The C.I.A. operative in question, Erica Van Doren (Vera Farmiga) is a soccer-mom, like Armstrong, whose child attends the same D.C. elementary school. Her husband Oscar (Jamey Sheridan) is the U.S. Ambassador to Venezuela, and Van Doren has information about that country’s involvement (or lack thereof) in an assassination attempt on the President of the United States; the U.S. government is poised for a retaliatory strike on Caracas. Armstrong’s information blows the lid off all of the government’s prevailing theories, exposing a rush to judgment that will be duplicated in the aftermath for both writer and subject.

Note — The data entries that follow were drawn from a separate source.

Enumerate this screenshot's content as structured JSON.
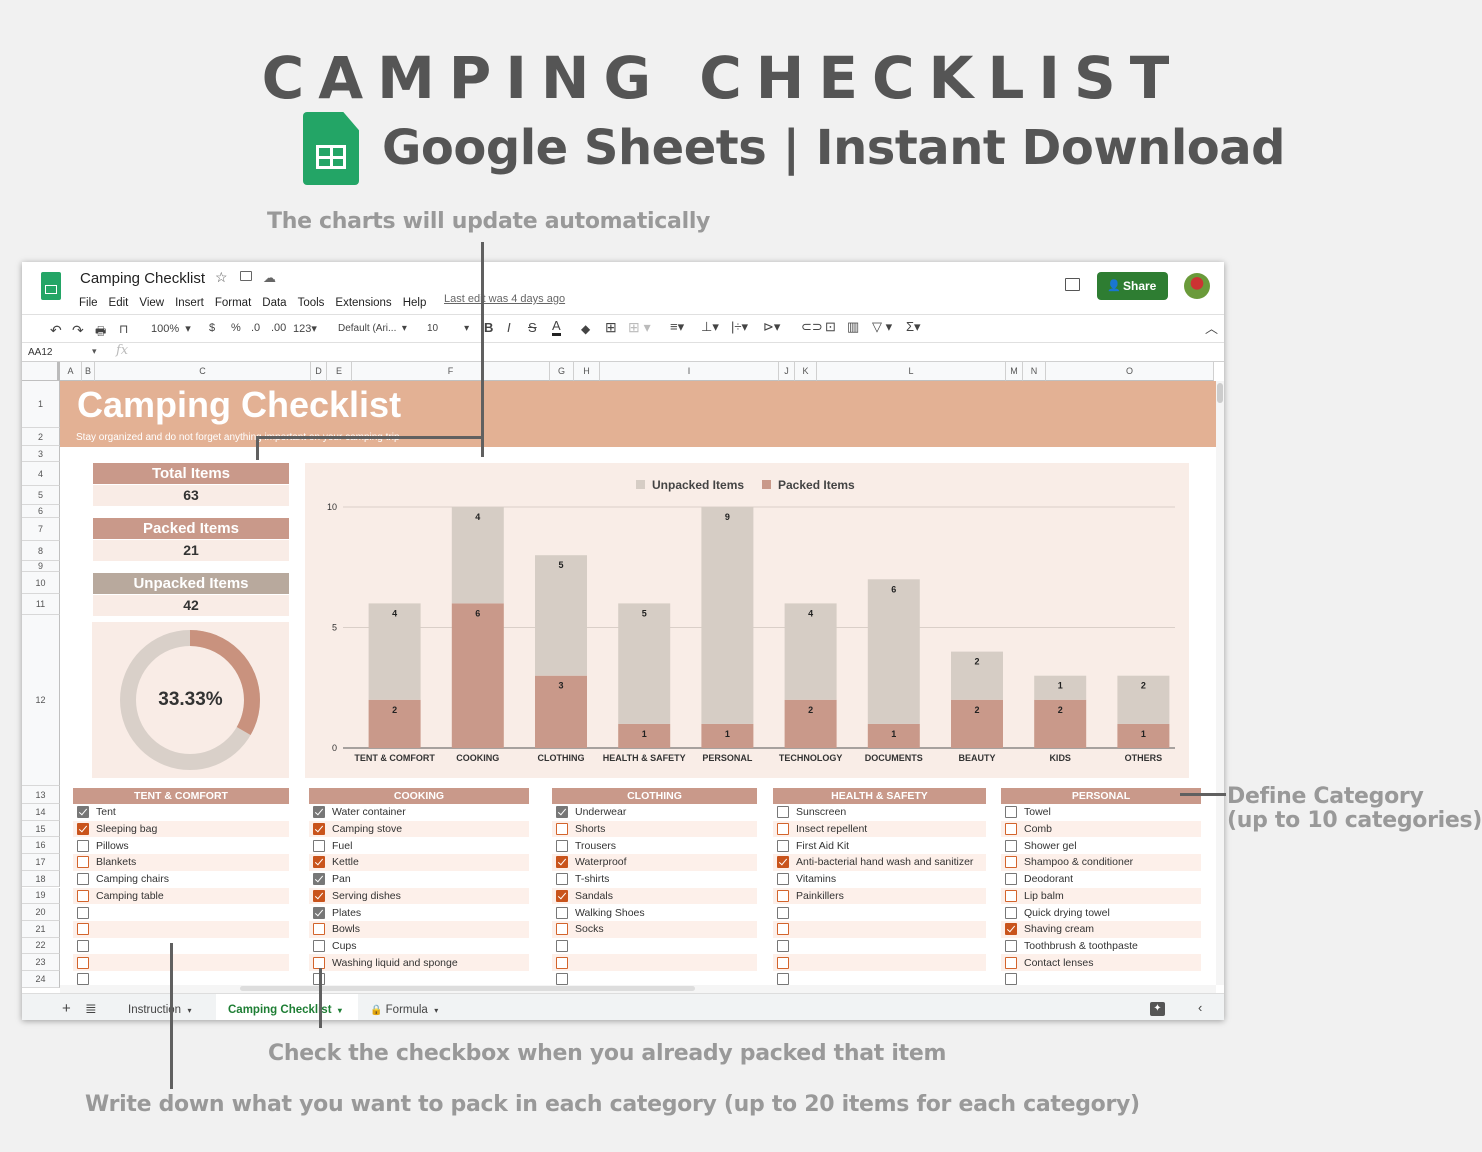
{
  "hero": {
    "title": "CAMPING CHECKLIST",
    "subtitle": "Google Sheets | Instant Download"
  },
  "annotations": {
    "charts": "The charts will update automatically",
    "category_1": "Define Category",
    "category_2": "(up to 10 categories)",
    "checkbox": "Check the checkbox when you already packed that item",
    "write": "Write down what you want to pack in each category (up to 20 items for each category)"
  },
  "app": {
    "doc_title": "Camping Checklist",
    "menu": [
      "File",
      "Edit",
      "View",
      "Insert",
      "Format",
      "Data",
      "Tools",
      "Extensions",
      "Help"
    ],
    "last_edit": "Last edit was 4 days ago",
    "share": "Share",
    "zoom": "100%",
    "currency": "$",
    "percent": "%",
    "dec_less": ".0",
    "dec_more": ".00",
    "format_more": "123",
    "font": "Default (Ari...",
    "font_size": "10",
    "cell_ref": "AA12",
    "fx": "fx",
    "columns": [
      [
        "A",
        38,
        60
      ],
      [
        "B",
        60,
        73
      ],
      [
        "C",
        73,
        289
      ],
      [
        "D",
        289,
        305
      ],
      [
        "E",
        305,
        330
      ],
      [
        "F",
        330,
        528
      ],
      [
        "G",
        528,
        552
      ],
      [
        "H",
        552,
        578
      ],
      [
        "I",
        578,
        757
      ],
      [
        "J",
        757,
        773
      ],
      [
        "K",
        773,
        795
      ],
      [
        "L",
        795,
        984
      ],
      [
        "M",
        984,
        1001
      ],
      [
        "N",
        1001,
        1024
      ],
      [
        "O",
        1024,
        1192
      ]
    ],
    "tabs": {
      "t1": "Instruction",
      "t2": "Camping Checklist",
      "t3": "Formula"
    }
  },
  "sheet": {
    "title": "Camping Checklist",
    "tagline": "Stay organized and do not forget anything important on your camping trip",
    "stats": {
      "total_label": "Total Items",
      "total": "63",
      "packed_label": "Packed Items",
      "packed": "21",
      "unpacked_label": "Unpacked Items",
      "unpacked": "42",
      "percent": "33.33%",
      "packed_fraction": 0.3333
    },
    "colors": {
      "packed": "#c9998a",
      "unpacked": "#d6cdc5",
      "header": "#c9998a",
      "unpacked_header": "#b8a99d",
      "banner": "#e3b194",
      "green": "#2e7d32"
    }
  },
  "chart_data": {
    "type": "bar",
    "stacked": true,
    "categories": [
      "TENT & COMFORT",
      "COOKING",
      "CLOTHING",
      "HEALTH & SAFETY",
      "PERSONAL",
      "TECHNOLOGY",
      "DOCUMENTS",
      "BEAUTY",
      "KIDS",
      "OTHERS"
    ],
    "series": [
      {
        "name": "Packed Items",
        "values": [
          2,
          6,
          3,
          1,
          1,
          2,
          1,
          2,
          2,
          1
        ],
        "color": "#c9998a"
      },
      {
        "name": "Unpacked Items",
        "values": [
          4,
          4,
          5,
          5,
          9,
          4,
          6,
          2,
          1,
          2
        ],
        "color": "#d6cdc5"
      }
    ],
    "legend_order": [
      "Unpacked Items",
      "Packed Items"
    ],
    "legend": "top",
    "ylim": [
      0,
      10
    ],
    "yticks": [
      "0",
      "5",
      "10"
    ],
    "grid": true
  },
  "categories": [
    {
      "name": "TENT & COMFORT",
      "items": [
        [
          "Tent",
          true
        ],
        [
          "Sleeping bag",
          true
        ],
        [
          "Pillows",
          false
        ],
        [
          "Blankets",
          false
        ],
        [
          "Camping chairs",
          false
        ],
        [
          "Camping table",
          false
        ],
        [
          "",
          false
        ],
        [
          "",
          false
        ],
        [
          "",
          false
        ],
        [
          "",
          false
        ],
        [
          "",
          false
        ]
      ]
    },
    {
      "name": "COOKING",
      "items": [
        [
          "Water container",
          true
        ],
        [
          "Camping stove",
          true
        ],
        [
          "Fuel",
          false
        ],
        [
          "Kettle",
          true
        ],
        [
          "Pan",
          true
        ],
        [
          "Serving dishes",
          true
        ],
        [
          "Plates",
          true
        ],
        [
          "Bowls",
          false
        ],
        [
          "Cups",
          false
        ],
        [
          "Washing liquid and sponge",
          false
        ],
        [
          "",
          false
        ]
      ]
    },
    {
      "name": "CLOTHING",
      "items": [
        [
          "Underwear",
          true
        ],
        [
          "Shorts",
          false
        ],
        [
          "Trousers",
          false
        ],
        [
          "Waterproof",
          true
        ],
        [
          "T-shirts",
          false
        ],
        [
          "Sandals",
          true
        ],
        [
          "Walking Shoes",
          false
        ],
        [
          "Socks",
          false
        ],
        [
          "",
          false
        ],
        [
          "",
          false
        ],
        [
          "",
          false
        ]
      ]
    },
    {
      "name": "HEALTH & SAFETY",
      "items": [
        [
          "Sunscreen",
          false
        ],
        [
          "Insect repellent",
          false
        ],
        [
          "First Aid Kit",
          false
        ],
        [
          "Anti-bacterial hand wash and sanitizer",
          true
        ],
        [
          "Vitamins",
          false
        ],
        [
          "Painkillers",
          false
        ],
        [
          "",
          false
        ],
        [
          "",
          false
        ],
        [
          "",
          false
        ],
        [
          "",
          false
        ],
        [
          "",
          false
        ]
      ]
    },
    {
      "name": "PERSONAL",
      "items": [
        [
          "Towel",
          false
        ],
        [
          "Comb",
          false
        ],
        [
          "Shower gel",
          false
        ],
        [
          "Shampoo & conditioner",
          false
        ],
        [
          "Deodorant",
          false
        ],
        [
          "Lip balm",
          false
        ],
        [
          "Quick drying towel",
          false
        ],
        [
          "Shaving cream",
          true
        ],
        [
          "Toothbrush & toothpaste",
          false
        ],
        [
          "Contact lenses",
          false
        ],
        [
          "",
          false
        ]
      ]
    }
  ]
}
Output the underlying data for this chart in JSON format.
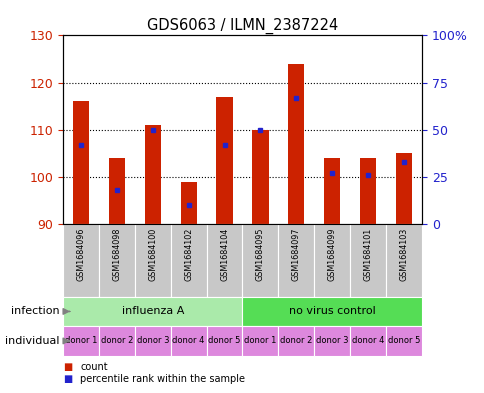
{
  "title": "GDS6063 / ILMN_2387224",
  "samples": [
    "GSM1684096",
    "GSM1684098",
    "GSM1684100",
    "GSM1684102",
    "GSM1684104",
    "GSM1684095",
    "GSM1684097",
    "GSM1684099",
    "GSM1684101",
    "GSM1684103"
  ],
  "count_values": [
    116,
    104,
    111,
    99,
    117,
    110,
    124,
    104,
    104,
    105
  ],
  "percentile_values": [
    42,
    18,
    50,
    10,
    42,
    50,
    67,
    27,
    26,
    33
  ],
  "ymin": 90,
  "ymax": 130,
  "yticks_left": [
    90,
    100,
    110,
    120,
    130
  ],
  "yticks_right": [
    0,
    25,
    50,
    75,
    100
  ],
  "infection_groups": [
    {
      "label": "influenza A",
      "start": 0,
      "end": 5,
      "color": "#AAEAAA"
    },
    {
      "label": "no virus control",
      "start": 5,
      "end": 10,
      "color": "#55DD55"
    }
  ],
  "individual_labels": [
    "donor 1",
    "donor 2",
    "donor 3",
    "donor 4",
    "donor 5",
    "donor 1",
    "donor 2",
    "donor 3",
    "donor 4",
    "donor 5"
  ],
  "individual_color": "#DD88DD",
  "bar_color": "#CC2200",
  "dot_color": "#2222CC",
  "left_label_color": "#CC2200",
  "right_label_color": "#2222CC",
  "grid_dotted_ticks": [
    100,
    110,
    120
  ],
  "bar_width": 0.45
}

Armstrong’s editor (Angela Bassett) green lights her incendiary story for the Capitol Sun-Times, amidst worried warnings from the publication’s in-house counsel (Noah Wylie). After the story runs, life changes permanently for the two women, both suffering a loss of privacy and individual persecutions and suspicions. While the F.B.I. hounds Armstrong for her source, the C.I.A. questions Van Doren about her loyalty. Is she the source?
Special prosecutor Patton Dubois (Matt Dillon) brings Armstrong before a Grand Jury, as relentless as a pitbull in a death grip with its prey. Even Armstrong’s accomplished attorney Albert Burnside (Alan Alda) can’t get her out of a sudden incarceration. Neither can he get her source out of her.
In prison for an indefinite amount of time, Armstrong finds she’s been nominated for a Pulitzer Prize, watches her marriage and relationship with her son crumble, and remains steadfast about not revealing her source. Her writer husband (David Schwimmer) stops believing in her cause surrendering to infidelity and harbored recriminations.
The Supreme Court is called into the case, with Burnside arguing First Amendment protections for journalists. Meanwhile, Van Doren experiences startling consequences of her own. Months pass, unraveling surprising, disappointing, violent and sometimes tragic events.
Kate Beckinsale is quietly stoic and dignified as the principled journalist. Vera Farmiga is formidable as the tough talking CIA operative whose world becomes invaded by words and notoriety when all she wants to do is attend her daughter’s soccer games. David Schwimmer as the spouse who languishes while his wife is in prison is understated and low-key, communicating anguish by what he doe not say. Alan Alda is the face and voice of integrity to the point that the viewer almost loses faith if his character can’t score a courtroom victory. Matt Dillon is slick and self-righteous as the confident Dubois.
Angela Bassett and Noah Wylie form a united front, supporting Beckinsale’s Armstrong through threats and fines. They make Armstrong’s principled ordeal believable by their reaction to it.
Writer/director Rob Lurie (The Contender) keeps things taut by keeping them ordinary and even mundane at times. The horror comes from how easily this type of confinement can happen to a citizen when slapped with a label that even a democratic government deems dangerous in the name of national security. Quietly desperate, intense and ominous, Nothing But The Truth is an indictment of a hard-nosed, hawkish administration in these do or die times. Seems no one minds the death part; and that may be the most dangerous mindset of all.